A couple of weeks ago the WPA Outcome Statement for Technology was posted and emails were sent to multiple listservs requesting feedback. And boy has the feedback been coming. I have to say that when I read the statement I was totally underwhelmed. I think my first reaction was “That’s it?” Followed by, “Didn’t I read something like this in 1985?” I’ve spent the morning reading several strands about the OS in the blogosphere, and I have to agree with Jeff, Collin, and others: in it’s current format this OS does nothing to move the field forward–nor does it do anything to push college administrators to rethink GE and FYC requirements in terms of computer literacy (which I realize is a problematic term, but use here for lack of a better one right now).
Rather than rearticulate the arguments here, I’ll simply direct you to several that I’ve found particularly useful:
Outcomes, Technology, and a Blog on Yellow Dog. Jeff points out 3 basic problems with the OS.
Party like it’s 1996 on Collin vs. Blog. I found the discussion between Jeff Rice and Kathleen Yancey in the comments very interesting.
The Unbearable Confusion Over Technology on Yellow Dog. Jeff discusses what he calls the “instrumentality” (“…a belief that the technology itself must always be foregrounded.”) of the OS.
Why I haughtta… on Collin vs. Blog. Colling responds (in part) to Ed White’s snarky comments on the WPA-L.
More on Technology, Outcomes, Walking Planks, Being an Outsider… on Yellow Dog. Jeff goes “meta.”
To me, one of the most unsettling themes I’ve picked up from these different discussions is the notion that younger scholars in the field are seen as “outsiders” to this discussion. I know this veiw is not held by all of the long “established” scholars in our field, but when Collin Brooke is termed an “outsider,” I get a little bit worried about what I and some of my fellow grads or recent PhDs are considered. Upstarts? Wet-behind-the-ears-know-nothings? I didn’t think the idea that technology and writing are symbiotic and unseparable was so revolutionary (Pencils to Pixels, anyone?).
While, as Jeff so correctly states in his “Unbearable” post, we can “teach a technology-oriented pedagogy without computers” and vice versa, the technology of writing should still be part of the discussion. In a recent Writing Technologies course I had my students write reading responses using five types of writing technologies: a pencil, a pen, a typwriter, a word processor, and the course discussion list.
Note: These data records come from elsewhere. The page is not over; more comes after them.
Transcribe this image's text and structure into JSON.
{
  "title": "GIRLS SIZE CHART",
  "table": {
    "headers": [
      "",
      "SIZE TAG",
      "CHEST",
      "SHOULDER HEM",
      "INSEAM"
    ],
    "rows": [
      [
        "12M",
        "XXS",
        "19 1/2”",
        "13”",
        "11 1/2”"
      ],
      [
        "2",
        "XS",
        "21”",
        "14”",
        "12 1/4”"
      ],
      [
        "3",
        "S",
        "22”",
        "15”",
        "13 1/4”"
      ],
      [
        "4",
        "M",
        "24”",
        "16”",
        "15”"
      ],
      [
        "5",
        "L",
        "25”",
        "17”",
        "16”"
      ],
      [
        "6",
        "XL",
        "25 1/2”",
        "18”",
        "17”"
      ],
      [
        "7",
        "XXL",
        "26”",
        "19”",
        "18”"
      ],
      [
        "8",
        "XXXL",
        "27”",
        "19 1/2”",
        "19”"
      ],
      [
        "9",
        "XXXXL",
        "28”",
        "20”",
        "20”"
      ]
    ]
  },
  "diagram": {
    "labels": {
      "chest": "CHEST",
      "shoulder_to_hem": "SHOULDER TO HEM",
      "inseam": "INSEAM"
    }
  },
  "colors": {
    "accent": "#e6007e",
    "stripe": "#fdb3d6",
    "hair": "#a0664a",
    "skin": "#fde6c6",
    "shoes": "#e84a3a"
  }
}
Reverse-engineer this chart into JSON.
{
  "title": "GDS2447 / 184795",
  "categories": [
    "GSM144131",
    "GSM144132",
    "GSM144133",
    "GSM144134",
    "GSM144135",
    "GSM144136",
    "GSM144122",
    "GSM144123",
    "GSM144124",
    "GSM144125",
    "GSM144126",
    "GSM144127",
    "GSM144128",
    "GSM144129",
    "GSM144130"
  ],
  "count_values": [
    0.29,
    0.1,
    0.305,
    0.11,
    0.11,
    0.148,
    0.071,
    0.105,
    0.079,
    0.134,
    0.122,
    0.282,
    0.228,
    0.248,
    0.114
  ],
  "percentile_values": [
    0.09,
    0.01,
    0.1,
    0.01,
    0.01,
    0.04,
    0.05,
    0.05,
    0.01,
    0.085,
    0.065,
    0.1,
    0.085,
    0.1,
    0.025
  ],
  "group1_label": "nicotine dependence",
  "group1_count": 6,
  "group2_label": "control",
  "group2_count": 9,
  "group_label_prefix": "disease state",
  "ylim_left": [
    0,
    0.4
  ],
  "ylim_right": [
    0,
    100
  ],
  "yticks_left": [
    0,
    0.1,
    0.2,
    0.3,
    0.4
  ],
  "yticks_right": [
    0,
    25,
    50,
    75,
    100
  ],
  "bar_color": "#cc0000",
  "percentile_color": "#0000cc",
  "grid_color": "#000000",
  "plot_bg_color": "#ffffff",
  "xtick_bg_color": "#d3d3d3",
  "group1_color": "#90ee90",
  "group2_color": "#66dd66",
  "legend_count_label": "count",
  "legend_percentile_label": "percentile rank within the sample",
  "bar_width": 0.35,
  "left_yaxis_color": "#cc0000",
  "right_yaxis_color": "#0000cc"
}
When they had written a response in each medium, they then had to go back and read their responses and write a critique discussing how the technology used effected their writing. (Amusingly to me, since I completed my BA in pre- personal computer days, several of them digressed for quite a while on the difficulty of first finding a typewriter and then writing on one–especially their inability to correct mistakes or figure out when the page was coming to an end.) The course discussion around this issue lasted much longer than I suspected it would and kept cropping up during subsequent discussions throughout the semester. It was truly the first time that the technology of writing became visible to the majority of my students. So as far as I’m concerned, whether I’m teaching with a computer or not, technology is central to my pedagogy.
To me, whether or not computer literacy belongs in an FYC classroom is a moot point. Most of our students compose on computers so they will in fact gain some kind of literacy while using that tool. My concern is how well they understand the rhetorical choices available to them while using that tool. To me the bigger question is what is FYC? Is the Arnoldian version of composition (see Crowley) still a vaild approach over a hundred years later? My answer is no, and this OS does nothing but reinforce an outdated and, IMHO, ineffectual model.